Piscou uma vez para sim.
A mosca preta, a mosca zombeteira,
entra pelo campo de visão, asas erráticas, asas robóticas. Pousa sua sujeira
nas flores, mexe as patinhas na água, na sonda, no soro.
Piscou duas vezes para não.
A enfermeira entra no quarto, gigante
de branco, e a mosca zune se afastando. A mulher gira a manivela da cama e levanta
o colchão aos trancos. O Tetraplégico e o céu da janela, vejam como é azul, as nuvens
caldosas e rechonchudas.
Uma vez para sim.
Sai a enfermeira. A noite agarra o
dia para a caverna. A mosca e seu vulto pontiagudo, verruga voadora. Gira pela
cabeça do Tetraplégico. Sai de mim, inseto de abutre, passa daí, avião espião.
Duas vezes para não.
A lâmpada se acende e afugenta o
bicho pulguento. A enfermeira de volta para cuidar do paciente, lhe dar banho e
alimentar a boca murcha. Coloca-o para dormir, para os sonhos onde pode correr.

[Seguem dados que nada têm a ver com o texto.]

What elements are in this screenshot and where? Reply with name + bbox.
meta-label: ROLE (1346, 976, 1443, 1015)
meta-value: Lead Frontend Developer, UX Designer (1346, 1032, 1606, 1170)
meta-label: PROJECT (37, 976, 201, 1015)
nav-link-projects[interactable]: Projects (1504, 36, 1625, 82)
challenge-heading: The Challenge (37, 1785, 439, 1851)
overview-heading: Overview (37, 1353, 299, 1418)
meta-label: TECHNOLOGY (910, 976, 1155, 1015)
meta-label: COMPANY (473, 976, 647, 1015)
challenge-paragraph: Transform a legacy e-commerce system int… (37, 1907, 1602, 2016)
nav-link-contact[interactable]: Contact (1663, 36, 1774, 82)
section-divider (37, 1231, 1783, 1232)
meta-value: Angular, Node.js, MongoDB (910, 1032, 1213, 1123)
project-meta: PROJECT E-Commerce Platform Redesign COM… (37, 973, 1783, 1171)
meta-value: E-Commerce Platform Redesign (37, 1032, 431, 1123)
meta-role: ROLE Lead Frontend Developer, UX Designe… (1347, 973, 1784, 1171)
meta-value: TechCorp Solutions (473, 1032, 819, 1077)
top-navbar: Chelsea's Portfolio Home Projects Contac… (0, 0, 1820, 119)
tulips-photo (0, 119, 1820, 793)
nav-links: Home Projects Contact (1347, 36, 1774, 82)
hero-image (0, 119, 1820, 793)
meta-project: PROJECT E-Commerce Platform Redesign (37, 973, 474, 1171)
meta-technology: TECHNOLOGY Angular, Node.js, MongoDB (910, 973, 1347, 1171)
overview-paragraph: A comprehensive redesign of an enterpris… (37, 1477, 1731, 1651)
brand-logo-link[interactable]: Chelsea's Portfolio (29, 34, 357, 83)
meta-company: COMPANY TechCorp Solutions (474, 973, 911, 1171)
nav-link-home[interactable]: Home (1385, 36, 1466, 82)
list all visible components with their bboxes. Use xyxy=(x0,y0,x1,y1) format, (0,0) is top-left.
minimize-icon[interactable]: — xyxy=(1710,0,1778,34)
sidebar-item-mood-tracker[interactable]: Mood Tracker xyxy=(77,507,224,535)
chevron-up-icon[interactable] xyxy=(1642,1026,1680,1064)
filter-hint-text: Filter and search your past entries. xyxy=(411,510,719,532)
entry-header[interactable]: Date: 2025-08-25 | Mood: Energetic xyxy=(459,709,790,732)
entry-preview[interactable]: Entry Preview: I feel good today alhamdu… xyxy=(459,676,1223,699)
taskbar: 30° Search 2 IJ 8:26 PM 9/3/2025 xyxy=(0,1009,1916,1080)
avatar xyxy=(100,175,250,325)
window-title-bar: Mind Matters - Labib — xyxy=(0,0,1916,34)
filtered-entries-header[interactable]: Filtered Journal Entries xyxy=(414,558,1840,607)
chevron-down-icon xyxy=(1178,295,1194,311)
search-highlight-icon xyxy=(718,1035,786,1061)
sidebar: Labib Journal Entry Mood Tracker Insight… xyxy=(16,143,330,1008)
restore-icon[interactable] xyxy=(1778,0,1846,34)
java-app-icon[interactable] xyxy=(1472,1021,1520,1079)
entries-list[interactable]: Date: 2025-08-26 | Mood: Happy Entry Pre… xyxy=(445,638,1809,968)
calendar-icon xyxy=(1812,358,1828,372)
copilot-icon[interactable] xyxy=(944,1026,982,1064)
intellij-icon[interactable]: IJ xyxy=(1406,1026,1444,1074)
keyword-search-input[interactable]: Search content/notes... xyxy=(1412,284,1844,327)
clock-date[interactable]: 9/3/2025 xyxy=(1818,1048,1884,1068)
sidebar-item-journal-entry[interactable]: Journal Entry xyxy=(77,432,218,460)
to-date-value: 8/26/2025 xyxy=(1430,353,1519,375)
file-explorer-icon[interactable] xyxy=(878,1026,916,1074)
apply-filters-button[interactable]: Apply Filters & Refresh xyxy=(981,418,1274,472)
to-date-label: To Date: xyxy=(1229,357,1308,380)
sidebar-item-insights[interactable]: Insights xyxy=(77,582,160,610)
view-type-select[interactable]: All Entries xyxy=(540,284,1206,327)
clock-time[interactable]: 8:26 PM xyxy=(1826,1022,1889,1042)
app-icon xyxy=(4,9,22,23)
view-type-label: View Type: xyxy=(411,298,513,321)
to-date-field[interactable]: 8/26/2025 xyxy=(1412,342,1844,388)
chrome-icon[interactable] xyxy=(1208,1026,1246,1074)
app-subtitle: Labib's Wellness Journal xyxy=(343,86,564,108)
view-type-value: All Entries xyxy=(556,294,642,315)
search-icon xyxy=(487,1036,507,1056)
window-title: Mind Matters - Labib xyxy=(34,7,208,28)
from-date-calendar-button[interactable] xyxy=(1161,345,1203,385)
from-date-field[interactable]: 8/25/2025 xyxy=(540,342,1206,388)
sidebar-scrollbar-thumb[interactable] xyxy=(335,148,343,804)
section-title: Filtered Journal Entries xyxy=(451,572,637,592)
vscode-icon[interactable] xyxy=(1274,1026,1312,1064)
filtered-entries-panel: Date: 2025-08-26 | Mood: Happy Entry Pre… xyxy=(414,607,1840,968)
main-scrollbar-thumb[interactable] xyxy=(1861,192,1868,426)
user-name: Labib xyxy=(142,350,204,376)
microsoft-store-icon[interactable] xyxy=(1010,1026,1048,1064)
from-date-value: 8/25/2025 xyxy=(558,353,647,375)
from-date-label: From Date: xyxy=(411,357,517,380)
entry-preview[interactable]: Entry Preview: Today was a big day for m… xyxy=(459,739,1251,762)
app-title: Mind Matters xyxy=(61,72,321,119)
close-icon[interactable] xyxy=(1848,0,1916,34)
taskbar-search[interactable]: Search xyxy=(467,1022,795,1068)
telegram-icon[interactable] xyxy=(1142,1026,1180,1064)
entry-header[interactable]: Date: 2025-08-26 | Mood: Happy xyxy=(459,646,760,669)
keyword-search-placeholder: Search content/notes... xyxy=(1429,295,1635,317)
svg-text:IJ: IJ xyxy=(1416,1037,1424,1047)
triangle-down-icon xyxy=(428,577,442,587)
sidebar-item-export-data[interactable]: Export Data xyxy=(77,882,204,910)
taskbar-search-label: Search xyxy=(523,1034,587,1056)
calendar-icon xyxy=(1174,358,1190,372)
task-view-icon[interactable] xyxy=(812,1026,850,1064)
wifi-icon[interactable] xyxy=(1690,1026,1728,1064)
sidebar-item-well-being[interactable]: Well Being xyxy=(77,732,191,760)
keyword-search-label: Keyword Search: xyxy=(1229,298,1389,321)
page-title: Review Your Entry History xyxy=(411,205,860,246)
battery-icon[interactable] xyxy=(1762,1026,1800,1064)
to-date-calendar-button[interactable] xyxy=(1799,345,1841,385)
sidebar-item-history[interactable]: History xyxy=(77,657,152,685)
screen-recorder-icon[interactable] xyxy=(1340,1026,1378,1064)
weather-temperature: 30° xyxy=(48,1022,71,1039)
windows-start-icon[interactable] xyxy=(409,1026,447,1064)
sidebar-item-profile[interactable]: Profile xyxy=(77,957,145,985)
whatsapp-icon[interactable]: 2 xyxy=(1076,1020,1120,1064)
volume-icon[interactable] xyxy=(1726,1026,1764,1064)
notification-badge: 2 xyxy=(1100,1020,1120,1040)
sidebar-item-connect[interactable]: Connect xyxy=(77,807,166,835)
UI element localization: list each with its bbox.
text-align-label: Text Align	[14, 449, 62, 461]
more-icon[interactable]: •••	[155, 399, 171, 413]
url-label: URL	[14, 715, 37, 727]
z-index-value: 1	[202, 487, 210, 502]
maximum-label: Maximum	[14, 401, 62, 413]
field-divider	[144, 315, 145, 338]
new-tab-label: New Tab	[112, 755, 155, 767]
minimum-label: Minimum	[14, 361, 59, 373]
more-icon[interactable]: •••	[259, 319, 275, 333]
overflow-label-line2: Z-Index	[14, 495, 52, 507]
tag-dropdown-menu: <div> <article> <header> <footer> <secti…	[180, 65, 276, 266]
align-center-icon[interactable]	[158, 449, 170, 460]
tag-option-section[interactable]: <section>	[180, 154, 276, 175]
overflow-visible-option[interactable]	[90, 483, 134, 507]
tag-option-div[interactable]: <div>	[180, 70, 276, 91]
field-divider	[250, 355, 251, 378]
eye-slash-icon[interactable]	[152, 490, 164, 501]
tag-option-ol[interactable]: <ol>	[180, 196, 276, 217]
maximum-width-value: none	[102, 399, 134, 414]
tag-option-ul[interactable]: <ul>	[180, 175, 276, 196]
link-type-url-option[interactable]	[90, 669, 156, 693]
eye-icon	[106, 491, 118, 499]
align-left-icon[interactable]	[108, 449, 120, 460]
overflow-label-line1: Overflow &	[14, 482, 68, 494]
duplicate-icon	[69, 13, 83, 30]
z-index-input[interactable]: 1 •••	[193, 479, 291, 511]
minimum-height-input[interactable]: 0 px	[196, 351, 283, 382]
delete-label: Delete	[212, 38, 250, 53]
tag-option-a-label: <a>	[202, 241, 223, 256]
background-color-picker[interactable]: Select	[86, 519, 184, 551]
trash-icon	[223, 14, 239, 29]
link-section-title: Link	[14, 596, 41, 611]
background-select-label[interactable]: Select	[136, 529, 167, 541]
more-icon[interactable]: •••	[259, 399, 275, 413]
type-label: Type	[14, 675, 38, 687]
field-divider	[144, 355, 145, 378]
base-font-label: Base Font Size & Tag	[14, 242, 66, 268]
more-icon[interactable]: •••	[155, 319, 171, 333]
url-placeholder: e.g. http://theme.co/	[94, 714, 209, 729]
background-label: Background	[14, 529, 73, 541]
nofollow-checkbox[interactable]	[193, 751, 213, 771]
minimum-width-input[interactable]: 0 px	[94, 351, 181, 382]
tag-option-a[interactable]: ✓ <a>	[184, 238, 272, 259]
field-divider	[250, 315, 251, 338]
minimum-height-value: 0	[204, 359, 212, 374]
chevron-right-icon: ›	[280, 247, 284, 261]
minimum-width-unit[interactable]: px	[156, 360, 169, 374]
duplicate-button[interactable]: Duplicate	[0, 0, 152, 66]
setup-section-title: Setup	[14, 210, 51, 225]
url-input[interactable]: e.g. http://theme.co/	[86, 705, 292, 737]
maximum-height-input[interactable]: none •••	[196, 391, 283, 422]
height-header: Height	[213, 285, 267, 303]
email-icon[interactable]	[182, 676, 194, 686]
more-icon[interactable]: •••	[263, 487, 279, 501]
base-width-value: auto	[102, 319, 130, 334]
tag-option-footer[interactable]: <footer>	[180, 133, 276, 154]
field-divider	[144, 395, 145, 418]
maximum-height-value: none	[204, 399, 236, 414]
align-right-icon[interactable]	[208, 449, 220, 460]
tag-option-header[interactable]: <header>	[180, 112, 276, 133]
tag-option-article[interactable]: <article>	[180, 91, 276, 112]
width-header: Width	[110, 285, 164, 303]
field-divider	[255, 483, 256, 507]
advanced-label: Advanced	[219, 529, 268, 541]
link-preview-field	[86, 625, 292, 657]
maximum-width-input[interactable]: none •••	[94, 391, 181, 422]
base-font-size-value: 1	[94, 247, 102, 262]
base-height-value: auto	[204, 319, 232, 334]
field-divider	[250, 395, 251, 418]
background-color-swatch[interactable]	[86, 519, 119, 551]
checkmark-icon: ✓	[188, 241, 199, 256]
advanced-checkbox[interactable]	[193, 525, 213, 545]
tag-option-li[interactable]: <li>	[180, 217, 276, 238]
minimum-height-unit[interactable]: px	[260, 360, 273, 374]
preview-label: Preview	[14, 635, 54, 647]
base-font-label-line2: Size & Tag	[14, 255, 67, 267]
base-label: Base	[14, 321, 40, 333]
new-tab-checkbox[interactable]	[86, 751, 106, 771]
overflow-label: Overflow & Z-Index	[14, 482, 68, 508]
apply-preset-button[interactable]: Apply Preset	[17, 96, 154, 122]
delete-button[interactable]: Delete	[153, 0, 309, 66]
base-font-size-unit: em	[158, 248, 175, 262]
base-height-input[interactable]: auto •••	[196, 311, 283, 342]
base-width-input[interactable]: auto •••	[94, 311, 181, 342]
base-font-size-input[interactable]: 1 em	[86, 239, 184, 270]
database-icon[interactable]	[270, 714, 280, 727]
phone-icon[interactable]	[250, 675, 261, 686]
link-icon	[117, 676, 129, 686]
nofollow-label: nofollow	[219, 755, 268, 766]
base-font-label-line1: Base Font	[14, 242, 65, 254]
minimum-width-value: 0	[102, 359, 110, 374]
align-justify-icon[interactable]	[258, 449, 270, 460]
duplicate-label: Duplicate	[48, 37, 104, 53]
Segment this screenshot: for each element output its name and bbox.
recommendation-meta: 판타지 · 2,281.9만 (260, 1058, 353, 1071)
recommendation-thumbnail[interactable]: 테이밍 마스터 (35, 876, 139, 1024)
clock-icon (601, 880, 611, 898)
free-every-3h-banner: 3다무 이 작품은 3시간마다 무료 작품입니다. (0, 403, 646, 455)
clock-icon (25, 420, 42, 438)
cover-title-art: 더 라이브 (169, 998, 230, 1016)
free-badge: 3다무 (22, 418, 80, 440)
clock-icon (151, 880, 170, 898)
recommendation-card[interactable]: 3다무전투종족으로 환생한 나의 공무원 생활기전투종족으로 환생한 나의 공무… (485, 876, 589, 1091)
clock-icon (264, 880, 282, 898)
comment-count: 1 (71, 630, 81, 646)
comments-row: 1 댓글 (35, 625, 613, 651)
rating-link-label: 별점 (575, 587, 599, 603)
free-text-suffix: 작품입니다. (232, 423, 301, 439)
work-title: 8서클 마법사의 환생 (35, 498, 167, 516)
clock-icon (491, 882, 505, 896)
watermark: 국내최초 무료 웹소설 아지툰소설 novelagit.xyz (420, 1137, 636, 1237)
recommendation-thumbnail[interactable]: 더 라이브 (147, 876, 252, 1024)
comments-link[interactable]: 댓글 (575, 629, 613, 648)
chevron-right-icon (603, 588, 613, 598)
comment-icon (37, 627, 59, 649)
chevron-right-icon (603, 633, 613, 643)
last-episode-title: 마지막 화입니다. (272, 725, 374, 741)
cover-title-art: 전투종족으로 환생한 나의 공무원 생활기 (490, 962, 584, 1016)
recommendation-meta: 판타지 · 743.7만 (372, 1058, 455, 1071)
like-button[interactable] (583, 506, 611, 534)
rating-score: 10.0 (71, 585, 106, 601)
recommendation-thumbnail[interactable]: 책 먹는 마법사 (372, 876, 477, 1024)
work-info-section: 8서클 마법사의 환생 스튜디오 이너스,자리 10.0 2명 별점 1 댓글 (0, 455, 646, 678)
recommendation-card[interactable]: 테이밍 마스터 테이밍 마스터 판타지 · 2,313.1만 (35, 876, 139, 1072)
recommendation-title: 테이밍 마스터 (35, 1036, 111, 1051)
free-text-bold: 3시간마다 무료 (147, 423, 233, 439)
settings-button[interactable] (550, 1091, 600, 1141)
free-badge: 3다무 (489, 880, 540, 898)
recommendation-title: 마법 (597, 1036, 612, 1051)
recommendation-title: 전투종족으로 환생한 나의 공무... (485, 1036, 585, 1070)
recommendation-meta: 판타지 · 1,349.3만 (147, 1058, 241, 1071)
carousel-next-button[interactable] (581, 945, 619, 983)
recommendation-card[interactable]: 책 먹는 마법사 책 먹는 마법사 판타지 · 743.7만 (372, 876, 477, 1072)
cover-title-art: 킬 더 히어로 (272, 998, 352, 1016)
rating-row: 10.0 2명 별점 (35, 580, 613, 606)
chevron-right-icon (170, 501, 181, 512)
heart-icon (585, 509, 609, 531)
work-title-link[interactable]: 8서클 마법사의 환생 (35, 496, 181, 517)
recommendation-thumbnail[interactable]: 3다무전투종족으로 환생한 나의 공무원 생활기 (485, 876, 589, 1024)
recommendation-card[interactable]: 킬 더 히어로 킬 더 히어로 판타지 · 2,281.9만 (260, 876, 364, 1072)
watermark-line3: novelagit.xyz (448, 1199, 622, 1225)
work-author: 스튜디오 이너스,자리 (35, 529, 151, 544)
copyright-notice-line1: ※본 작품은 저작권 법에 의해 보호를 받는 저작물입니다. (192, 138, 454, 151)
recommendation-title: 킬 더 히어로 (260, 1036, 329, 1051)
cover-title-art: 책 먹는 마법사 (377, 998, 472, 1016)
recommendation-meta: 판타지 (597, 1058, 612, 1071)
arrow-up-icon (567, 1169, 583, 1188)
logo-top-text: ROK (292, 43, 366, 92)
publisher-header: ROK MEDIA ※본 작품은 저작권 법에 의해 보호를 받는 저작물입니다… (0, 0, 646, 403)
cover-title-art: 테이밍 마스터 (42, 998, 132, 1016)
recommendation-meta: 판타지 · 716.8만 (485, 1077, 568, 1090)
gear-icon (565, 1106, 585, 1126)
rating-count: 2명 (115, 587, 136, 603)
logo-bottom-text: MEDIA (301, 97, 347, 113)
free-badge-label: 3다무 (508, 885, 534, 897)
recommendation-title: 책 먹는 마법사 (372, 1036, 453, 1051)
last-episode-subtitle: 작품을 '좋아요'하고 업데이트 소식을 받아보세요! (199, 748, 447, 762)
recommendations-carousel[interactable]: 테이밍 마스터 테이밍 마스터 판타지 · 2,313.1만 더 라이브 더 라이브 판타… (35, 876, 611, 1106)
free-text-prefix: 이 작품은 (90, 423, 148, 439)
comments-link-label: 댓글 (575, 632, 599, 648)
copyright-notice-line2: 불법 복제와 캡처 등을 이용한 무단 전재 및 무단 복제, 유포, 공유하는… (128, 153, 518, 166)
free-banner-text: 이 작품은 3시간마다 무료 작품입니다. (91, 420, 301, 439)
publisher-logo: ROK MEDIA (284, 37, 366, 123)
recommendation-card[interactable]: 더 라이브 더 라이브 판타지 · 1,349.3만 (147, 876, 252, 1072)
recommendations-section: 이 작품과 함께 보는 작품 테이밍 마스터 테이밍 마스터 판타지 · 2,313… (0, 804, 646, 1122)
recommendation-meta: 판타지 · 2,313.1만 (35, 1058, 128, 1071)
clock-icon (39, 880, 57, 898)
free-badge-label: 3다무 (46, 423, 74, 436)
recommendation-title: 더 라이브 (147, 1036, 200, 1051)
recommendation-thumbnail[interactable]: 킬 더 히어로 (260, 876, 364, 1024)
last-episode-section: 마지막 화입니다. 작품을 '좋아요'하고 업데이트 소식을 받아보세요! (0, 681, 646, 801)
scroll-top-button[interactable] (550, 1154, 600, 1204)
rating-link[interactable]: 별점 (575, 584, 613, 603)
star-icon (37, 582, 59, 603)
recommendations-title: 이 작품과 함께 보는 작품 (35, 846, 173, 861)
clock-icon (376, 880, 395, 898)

Puxa a coberta e lê em voz alta um novo capítulo – o herói, sua mocinha, seus
corpos se mexendo um para o outro.
Sim.
Ela se retira e apaga a luz, o
quarto estala na escuridão. A mosca cruza seu ouvido como moto-serra, socorro!,
alguém?, ninguém. O Tetraplégico esperneia em silêncio, os membros molengas e
imóveis. Aqui, ali, cadê ela?, fecha os olhos, a mosca, o Tetraplégico, ele a sente,
jura, jura que sim. As pernas cabeludas na boca aberta, cócegas nos lábios, um
ninho na língua. Até o fim ele se esforça, mas o grito não passa do piscar dos
olhos.
1 comentários:
Magnífico!
Muito talentoso o autor.
Triste esse texto, mas assim é a vida...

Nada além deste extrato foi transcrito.